YouTube HTML5 versus Flash – Round 2
Earlier last month, I found that YouTube’s HTML5 beta wasn’t even worthy of being beta. Three weeks after that, Jan Ozer ran some CPU performance tests between YouTube Flash and HTML5 on Mac OS X and Safari and found that CPU performance was better on HTML5. However, my tests (using same 720P video posted by Jan) on Windows with Google Chrome showed that both are equally bad CPU hogs, but HTML5 was also very buggy and still had very bad image quality.
Test bed:
- Windows Vista x86
- Chrome 4.0.223.16 running HTML5
- Chrome 4.0.223.16 running Flash 10.0.45.2
- Intel Yorkfield 3.2 GHz @ 3.6 GHz
- Process Explorer for measuring CPU cycles
Notes on YouTube HTML5:
- Time slider and pause button very buggy and doesn’t work most of the time
- Video would often pause while audio continues to play
- Forward download progress indicator completely broken (shows all red)
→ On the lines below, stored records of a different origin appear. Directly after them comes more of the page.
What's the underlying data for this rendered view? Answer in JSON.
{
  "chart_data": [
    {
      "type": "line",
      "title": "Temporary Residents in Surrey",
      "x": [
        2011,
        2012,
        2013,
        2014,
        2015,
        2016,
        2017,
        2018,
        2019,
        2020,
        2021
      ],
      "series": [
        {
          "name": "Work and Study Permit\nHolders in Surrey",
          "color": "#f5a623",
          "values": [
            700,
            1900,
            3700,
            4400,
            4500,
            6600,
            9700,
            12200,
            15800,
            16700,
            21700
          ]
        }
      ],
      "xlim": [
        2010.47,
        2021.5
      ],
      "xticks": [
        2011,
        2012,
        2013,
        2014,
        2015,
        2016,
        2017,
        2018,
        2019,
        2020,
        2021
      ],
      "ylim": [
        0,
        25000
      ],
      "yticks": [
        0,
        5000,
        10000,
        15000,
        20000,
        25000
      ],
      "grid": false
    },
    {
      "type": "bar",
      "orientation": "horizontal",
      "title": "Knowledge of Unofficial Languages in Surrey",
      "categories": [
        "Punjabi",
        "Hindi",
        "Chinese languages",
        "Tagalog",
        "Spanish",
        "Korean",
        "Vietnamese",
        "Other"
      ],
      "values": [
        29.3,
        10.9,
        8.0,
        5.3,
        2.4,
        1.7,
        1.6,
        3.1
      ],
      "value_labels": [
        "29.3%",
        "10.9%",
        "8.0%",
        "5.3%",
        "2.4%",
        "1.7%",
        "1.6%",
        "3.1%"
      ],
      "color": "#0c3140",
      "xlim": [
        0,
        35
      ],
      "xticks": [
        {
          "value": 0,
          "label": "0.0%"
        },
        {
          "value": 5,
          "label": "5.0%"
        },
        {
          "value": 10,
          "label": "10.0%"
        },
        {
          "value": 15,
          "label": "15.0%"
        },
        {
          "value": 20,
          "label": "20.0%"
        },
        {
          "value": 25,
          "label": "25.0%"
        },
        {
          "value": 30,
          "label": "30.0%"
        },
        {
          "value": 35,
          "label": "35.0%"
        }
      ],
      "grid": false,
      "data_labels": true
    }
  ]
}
- Doesn’t seem to cache well or at all (perhaps the cause of choppy playback)
- Still very poor image scaling quality
CPU cycles used for the entire video playback:
- 454 billion CPU cycles Chrome 4.0.223.16 (HTML5)
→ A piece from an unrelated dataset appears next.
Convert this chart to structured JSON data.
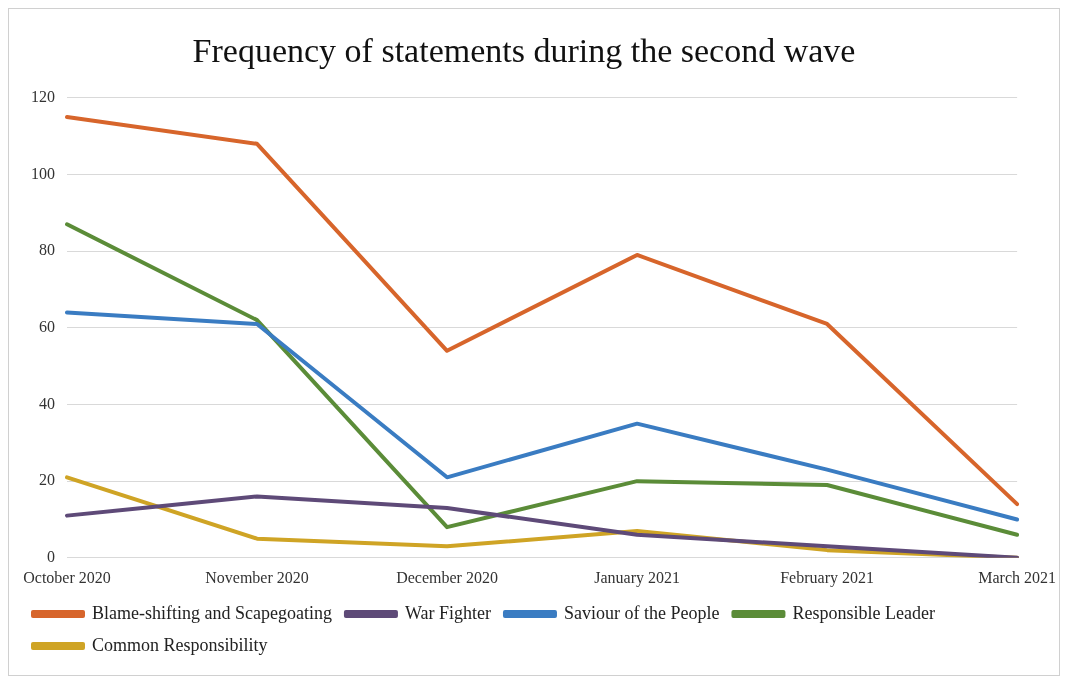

457 billion CPU cycles Chrome 4.0.223.16 (Flash 10.0.45.2)
This was roughly 15% average CPU utilization across all four 3.6 GHz cores. YouTube with HTML5 was just as much a CPU hog as with Flash.
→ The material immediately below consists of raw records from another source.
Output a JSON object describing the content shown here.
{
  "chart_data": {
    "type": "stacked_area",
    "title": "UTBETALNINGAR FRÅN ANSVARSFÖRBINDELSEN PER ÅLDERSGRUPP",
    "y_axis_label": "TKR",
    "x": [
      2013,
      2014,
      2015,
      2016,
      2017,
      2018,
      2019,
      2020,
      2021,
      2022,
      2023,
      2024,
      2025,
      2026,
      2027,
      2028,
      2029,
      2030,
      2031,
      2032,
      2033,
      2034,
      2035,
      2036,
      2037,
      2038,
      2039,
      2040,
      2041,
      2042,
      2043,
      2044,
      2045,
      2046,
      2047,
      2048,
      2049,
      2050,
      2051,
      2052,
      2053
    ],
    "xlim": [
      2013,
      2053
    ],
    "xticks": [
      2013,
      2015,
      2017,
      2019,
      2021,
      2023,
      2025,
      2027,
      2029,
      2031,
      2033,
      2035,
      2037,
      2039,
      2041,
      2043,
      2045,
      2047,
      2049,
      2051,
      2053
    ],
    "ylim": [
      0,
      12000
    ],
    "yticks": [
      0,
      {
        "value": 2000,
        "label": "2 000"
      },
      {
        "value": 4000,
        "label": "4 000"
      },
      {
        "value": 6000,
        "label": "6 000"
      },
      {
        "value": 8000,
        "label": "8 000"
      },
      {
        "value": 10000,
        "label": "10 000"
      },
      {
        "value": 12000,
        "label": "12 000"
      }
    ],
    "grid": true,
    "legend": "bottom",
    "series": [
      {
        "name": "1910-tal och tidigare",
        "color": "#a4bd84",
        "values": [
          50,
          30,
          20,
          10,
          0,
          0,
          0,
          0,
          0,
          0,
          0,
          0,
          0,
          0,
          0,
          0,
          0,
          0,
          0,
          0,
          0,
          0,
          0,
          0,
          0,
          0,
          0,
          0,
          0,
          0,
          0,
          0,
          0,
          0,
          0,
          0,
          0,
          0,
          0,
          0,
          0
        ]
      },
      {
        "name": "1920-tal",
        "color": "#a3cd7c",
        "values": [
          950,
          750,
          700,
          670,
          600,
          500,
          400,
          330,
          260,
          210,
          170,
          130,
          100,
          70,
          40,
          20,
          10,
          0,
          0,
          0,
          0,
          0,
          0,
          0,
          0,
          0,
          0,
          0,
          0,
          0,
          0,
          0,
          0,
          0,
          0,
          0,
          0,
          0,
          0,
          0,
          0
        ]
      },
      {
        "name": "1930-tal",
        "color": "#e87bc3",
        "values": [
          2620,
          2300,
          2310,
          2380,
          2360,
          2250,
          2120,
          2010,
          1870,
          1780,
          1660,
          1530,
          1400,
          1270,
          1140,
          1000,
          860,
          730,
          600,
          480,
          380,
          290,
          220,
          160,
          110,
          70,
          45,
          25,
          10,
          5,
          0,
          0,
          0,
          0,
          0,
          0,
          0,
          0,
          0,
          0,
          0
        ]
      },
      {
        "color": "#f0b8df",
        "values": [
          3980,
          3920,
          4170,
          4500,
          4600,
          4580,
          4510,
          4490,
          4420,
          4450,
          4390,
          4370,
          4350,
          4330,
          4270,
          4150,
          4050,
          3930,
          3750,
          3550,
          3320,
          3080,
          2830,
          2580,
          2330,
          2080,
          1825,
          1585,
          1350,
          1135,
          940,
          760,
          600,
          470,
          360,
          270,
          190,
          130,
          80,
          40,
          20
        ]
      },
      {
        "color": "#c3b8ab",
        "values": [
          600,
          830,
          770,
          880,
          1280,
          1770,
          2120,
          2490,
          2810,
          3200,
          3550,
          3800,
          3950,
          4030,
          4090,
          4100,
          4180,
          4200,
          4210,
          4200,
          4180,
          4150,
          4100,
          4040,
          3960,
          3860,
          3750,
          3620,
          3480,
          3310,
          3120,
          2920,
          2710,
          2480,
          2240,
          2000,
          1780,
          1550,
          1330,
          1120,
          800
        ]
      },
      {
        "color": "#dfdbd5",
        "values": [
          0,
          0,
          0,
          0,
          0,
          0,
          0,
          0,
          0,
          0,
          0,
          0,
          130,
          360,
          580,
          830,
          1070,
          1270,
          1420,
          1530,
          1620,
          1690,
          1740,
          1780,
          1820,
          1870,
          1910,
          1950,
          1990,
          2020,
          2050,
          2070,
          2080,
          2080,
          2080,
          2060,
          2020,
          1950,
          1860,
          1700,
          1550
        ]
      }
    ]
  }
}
Note that I really don’t like flash because of all its security vulnerabilities and because it is extremely slow on slower notebooks and netbooks. Microsoft Silverlight works well with video even on a low-end netbook.
Image quality test:
HTML5 screenshot crop left, Flash screenshot crop right

You can download the full HTML screen cap here, and the full flash screen cap here.
As you can see, the image is jaggy with HTML5 rendering while the flash sample is smooth. I even noticed that YouTube Flash at 360P looks better than YouTube HTML5 at 720P.